Председателем, как ни отбивался, выбрали Казанцева. Осипли, взопрели от криков и переживаний. Разошлись — лампы гаснуть начали. На морозце отошли чуток, схватились заново, будя тех, кто пооставался дома, на собрание не пошел.
— Ты как в воду глядел, Тимоха. Из кармана закром сделали.
— Нехай умники тот, какой в поле, уберут да и сеют.
— Будь ты чуток поумнее, я б тебя дураком назвал. С таких-то семян в горсть не соберешь.
— Ты навроде титешного, Калмыков…
Ветер набросил на месяц лохматую овчину тучи. Резкие тени исчезали. Угол сарая, укрытый снегом, дымился, звенела сосульками солома. Воронов глянул на слепо блеснувшее оконце своей хаты, отстал.
— Прощевайте.
— Насчет семенов не забудь. Поищи, где закопал, — подсказали с дороги и хахакнули.
«Смех смехом, а как в тридцатые годы начинаем. Ишо хуже», — тоскливо подумал старик Воронов, слушая удалявшийся разноголосый скрип шагов.
Как и набросил, ветер сдернул лохмотину тучи с луны, и пологие косогоры вновь оделись голубым сиянием снега. Холод крался с-под низу по спине. Но мужики и бабы не утратили еще школьного тепла, переминались, ежились. Не хотелось идти домой, оставаться с глазу на глаз с тяжелыми обессиливающими думками.
На яру, куда в июле отходила конница, ручьем белел чистый от бурьяна след.
— С тебя, Данилыч, магарыч следовало бы, — следя, как Казанцев обламывает подшитыми валенками закраины сугроба, напомнила поотставшая чуть Варвара Лещенкова. — Как ни кружил, а все-таки попался.

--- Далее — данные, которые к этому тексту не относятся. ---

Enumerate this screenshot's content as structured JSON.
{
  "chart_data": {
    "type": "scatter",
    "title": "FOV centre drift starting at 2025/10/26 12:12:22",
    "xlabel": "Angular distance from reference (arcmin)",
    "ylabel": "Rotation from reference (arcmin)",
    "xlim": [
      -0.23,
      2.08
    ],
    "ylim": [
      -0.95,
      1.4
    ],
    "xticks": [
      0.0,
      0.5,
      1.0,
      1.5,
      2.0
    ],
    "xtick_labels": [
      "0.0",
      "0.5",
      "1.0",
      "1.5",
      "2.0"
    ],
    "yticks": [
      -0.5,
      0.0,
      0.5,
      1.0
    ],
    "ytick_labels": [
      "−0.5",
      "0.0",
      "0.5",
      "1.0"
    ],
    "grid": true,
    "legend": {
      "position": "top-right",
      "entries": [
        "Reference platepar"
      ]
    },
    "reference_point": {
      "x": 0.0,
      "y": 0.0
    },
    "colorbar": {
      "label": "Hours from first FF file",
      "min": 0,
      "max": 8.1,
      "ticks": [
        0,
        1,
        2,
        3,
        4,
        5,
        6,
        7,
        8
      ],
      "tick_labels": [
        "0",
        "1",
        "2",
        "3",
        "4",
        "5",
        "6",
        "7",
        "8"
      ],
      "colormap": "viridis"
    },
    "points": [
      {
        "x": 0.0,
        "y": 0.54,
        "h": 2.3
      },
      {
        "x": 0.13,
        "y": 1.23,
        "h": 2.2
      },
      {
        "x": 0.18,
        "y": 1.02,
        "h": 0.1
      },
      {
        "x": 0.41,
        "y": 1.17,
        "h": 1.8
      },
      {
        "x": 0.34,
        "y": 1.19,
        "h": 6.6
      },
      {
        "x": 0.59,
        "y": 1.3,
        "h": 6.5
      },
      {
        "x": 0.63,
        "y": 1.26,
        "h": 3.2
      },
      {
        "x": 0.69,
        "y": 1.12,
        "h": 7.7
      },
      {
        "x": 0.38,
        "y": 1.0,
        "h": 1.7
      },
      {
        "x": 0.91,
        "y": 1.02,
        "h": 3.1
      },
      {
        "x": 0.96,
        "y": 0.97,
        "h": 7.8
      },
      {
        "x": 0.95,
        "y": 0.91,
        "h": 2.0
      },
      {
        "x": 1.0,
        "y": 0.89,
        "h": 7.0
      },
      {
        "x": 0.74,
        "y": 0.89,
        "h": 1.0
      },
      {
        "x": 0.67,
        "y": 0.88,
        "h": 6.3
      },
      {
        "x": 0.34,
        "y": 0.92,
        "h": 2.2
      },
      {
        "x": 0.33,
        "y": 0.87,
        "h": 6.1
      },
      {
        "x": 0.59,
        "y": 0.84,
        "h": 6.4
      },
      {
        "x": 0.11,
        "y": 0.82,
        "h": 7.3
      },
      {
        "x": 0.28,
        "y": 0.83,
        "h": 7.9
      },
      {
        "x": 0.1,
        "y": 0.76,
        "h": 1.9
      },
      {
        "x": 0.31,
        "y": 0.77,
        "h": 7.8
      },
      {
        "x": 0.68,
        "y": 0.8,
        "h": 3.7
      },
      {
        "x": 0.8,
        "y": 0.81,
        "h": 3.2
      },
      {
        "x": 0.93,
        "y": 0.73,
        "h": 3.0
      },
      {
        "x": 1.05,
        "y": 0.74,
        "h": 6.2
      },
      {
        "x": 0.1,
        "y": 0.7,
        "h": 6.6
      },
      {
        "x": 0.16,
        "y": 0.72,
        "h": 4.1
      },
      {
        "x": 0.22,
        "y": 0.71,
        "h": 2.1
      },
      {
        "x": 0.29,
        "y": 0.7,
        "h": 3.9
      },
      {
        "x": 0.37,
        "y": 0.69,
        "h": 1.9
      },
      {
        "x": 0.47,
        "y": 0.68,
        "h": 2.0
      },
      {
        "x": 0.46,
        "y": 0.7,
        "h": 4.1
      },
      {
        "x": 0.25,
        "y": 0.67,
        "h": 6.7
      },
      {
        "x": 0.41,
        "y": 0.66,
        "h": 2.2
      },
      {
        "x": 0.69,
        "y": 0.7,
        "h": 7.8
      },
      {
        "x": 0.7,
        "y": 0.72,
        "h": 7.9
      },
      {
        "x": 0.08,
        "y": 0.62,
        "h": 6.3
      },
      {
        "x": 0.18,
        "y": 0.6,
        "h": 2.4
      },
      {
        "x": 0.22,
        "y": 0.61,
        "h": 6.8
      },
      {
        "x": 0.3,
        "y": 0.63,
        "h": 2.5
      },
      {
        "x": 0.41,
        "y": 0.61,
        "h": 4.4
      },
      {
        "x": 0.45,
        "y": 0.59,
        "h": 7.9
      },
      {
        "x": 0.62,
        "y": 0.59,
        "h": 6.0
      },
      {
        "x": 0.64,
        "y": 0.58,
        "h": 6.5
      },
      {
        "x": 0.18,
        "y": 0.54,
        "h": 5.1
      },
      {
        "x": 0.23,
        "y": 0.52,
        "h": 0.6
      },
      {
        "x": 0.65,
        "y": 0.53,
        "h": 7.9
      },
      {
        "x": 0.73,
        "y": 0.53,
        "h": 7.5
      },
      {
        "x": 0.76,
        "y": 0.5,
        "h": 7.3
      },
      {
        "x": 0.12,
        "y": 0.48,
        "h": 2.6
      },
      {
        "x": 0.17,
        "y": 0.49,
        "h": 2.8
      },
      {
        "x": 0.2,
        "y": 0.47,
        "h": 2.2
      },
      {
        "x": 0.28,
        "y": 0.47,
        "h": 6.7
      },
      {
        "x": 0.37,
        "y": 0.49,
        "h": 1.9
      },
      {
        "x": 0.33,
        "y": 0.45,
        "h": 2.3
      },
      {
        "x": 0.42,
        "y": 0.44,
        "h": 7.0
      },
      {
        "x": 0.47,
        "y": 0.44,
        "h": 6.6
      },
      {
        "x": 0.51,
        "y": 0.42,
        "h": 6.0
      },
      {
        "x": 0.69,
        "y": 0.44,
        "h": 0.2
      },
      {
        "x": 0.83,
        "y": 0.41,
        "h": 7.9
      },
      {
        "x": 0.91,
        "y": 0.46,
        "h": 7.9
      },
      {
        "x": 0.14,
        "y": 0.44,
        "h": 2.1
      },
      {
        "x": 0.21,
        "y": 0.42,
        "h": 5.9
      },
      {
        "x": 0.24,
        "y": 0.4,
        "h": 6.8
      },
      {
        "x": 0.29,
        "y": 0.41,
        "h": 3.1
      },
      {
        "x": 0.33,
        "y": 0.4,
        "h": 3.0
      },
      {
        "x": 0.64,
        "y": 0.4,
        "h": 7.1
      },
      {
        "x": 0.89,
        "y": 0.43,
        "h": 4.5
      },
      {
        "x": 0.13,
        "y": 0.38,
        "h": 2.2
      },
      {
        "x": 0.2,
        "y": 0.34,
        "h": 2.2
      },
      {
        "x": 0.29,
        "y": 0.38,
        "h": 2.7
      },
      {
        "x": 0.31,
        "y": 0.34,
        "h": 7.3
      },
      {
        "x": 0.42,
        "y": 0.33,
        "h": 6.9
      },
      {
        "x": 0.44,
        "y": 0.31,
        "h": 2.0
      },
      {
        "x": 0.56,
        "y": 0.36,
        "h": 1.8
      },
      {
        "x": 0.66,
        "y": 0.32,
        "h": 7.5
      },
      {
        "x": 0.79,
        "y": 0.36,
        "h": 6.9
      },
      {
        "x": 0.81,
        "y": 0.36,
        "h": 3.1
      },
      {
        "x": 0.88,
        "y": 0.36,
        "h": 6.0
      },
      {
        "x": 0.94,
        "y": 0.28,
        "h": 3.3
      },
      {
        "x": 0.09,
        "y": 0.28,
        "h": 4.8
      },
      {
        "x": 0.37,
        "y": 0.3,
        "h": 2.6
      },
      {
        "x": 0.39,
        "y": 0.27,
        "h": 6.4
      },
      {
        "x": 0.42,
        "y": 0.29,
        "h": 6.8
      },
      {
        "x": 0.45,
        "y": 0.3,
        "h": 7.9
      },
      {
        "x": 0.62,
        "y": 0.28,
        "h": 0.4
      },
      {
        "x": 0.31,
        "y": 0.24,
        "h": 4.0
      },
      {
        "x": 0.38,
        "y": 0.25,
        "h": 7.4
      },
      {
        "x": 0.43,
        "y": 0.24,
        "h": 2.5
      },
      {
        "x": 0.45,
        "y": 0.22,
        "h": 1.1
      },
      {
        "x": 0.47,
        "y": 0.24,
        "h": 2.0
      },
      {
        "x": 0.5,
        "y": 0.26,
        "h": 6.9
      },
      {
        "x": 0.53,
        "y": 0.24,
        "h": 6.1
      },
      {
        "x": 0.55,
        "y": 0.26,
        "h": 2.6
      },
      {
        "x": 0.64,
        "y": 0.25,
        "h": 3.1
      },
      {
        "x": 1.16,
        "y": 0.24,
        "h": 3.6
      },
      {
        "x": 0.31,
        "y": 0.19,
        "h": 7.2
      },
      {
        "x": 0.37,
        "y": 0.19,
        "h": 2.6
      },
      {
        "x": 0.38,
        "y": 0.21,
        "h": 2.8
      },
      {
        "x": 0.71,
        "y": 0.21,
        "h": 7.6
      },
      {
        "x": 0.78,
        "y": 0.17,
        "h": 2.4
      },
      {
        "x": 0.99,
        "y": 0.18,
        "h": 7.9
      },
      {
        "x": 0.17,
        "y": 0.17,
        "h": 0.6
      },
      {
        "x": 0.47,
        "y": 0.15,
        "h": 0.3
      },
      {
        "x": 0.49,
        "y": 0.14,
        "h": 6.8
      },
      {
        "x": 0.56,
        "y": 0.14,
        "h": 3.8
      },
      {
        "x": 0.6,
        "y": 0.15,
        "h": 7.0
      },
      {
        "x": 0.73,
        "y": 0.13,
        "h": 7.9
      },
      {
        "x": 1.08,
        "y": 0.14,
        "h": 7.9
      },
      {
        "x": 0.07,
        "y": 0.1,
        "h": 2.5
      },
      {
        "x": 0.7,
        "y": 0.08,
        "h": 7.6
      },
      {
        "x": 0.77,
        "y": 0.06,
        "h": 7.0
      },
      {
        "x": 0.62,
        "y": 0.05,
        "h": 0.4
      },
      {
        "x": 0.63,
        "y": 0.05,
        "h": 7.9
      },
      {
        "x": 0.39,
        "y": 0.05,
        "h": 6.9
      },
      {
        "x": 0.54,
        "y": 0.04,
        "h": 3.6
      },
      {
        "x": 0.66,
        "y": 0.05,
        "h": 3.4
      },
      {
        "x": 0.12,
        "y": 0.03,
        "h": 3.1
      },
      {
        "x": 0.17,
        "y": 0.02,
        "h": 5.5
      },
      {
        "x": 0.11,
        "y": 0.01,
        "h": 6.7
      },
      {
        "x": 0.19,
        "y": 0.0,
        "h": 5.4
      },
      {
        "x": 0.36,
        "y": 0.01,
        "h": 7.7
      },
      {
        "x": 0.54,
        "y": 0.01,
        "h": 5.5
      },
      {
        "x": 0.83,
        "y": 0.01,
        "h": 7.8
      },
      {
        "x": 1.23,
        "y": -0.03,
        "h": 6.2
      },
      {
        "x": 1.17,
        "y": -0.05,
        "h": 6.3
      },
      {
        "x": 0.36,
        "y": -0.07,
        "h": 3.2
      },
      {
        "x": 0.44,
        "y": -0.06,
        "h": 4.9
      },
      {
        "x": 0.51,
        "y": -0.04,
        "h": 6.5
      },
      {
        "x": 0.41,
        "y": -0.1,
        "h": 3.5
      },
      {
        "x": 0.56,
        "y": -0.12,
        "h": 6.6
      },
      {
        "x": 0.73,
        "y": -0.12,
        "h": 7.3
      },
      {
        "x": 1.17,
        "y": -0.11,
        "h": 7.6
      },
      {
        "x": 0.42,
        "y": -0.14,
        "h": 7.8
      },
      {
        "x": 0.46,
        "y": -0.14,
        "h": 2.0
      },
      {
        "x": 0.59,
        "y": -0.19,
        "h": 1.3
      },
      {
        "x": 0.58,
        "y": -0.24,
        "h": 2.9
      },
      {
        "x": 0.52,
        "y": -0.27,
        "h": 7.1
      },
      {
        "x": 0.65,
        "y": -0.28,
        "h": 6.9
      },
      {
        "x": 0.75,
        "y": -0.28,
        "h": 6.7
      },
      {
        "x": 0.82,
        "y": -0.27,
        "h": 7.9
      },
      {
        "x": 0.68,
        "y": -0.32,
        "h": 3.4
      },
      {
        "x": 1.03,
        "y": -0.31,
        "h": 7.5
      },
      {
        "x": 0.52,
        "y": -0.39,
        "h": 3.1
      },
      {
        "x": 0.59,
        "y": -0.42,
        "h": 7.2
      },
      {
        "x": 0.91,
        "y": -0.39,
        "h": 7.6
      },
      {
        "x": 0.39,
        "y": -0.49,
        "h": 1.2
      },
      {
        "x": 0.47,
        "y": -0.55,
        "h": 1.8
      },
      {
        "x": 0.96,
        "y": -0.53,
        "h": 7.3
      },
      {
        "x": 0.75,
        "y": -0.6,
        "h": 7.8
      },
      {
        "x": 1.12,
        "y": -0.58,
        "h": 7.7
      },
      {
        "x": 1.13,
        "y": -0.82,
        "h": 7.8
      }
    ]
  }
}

— Отмагарычить бы вас всех пониже спины, — буркнул Казанцев, не поднимая головы. Из-под усов посыпались искры цигарки. Послушал, как у Громовой Хроськи, солдатки, хлябает оторванная ставня. — Оглянуться не успеешь — посевная, а чем и на чем? — Даже шаг замедлил, закряхтел, будто не война, а Лещенкова и остальные были виноваты в его председательстве и в том, что на хуторе не осталось ни тягла, ни верна, ни людей.
— На коровах выедем, как в двадцатом году, — успокоила Лещенкова.
Казанцев остановился прикурить погасшую цигарку. Мужики и бабы тоже приостановились. Только Лукерья Куликова споткнулась и, гулко хрустя валенками, сугробами полезла к заметенному снегом своему подворью.
Казанцев раскурил не спеша, сбил пальцем закуржавевшую бумагу с цигарки, дернул плечом, закрываясь от ветра.
— По степу зараз скот беспризорный бродит. Лошади, мулы тальянские. Зевать нельзя. Завтра же хлопцев пошлем ловить их, и ты, Селиверстыч, для глазу с ними.
— А что ж — штука, — охотно согласился обычно несговорчивый Галич.
— И еще. — Казанцев кинул пытливый взгляд по лицам, упруго хрупнул снег под подошвами его валенок. — Запасы хлебушка небось приели, да и немец, сукин сын, помогнул здорово, а в степи рожь, пшеница неубратые. Подсолнух. Я смотрел: стоят и снегом не положило. Колос целый, зерно — орех. (Выждал.) Вот и наладим дедам несколько крюков, а бабы с серпами. — Ветер сорвал с его цигарки искры, бросил их в вилюжистый ручей поземки. — На собрании смолчал: получится — не получится. Дело такое. А получится — сами лишку не возьмем.
— А скирды, какие в поле ставили?
— Скирды никуда от нас не уйдут, а на корню какой — пропадет.
— Ты вот так-то завтра со всеми побалакай, Данилыч. — Лещенкова плотнее запахнула ношеную шубу донскую с вытертой мерлушкой по оторочке, поправила концы шали на плечах. — Зазябла. А с тобою, Казанцев, не прошиблись. Народ за тобою пойдет.
В проулке гаркнул петух. Ему разноголосо и жидко отозвались по всему хутору.
— Зорю играют. А вызвездило, мамочки!
— Как в пасхальную ночь в церкви, едят его мухи, — поддержал скуповатый на восторги Галич.
Покашливание, скрип шагов. В голых тополях у двора свирепо высвистывал ледяной ветер. На черных стеклах окон хаты колюче вспыхивал свет нырявшей меж облаков луны. Холодный и неломкий свет этот вернул Казанцева снова к собранию в правлении и событиям подальше. Но казалось, что и это давнее случилось с ним вчера, а то даже несколько часов назад. И все это придвигалось, прессовалось, выстраивалось воображением в очередь и требовало своего решения, и он старался недодумывать до конца: легкого, простого в ожидавшем его и хуторян не было.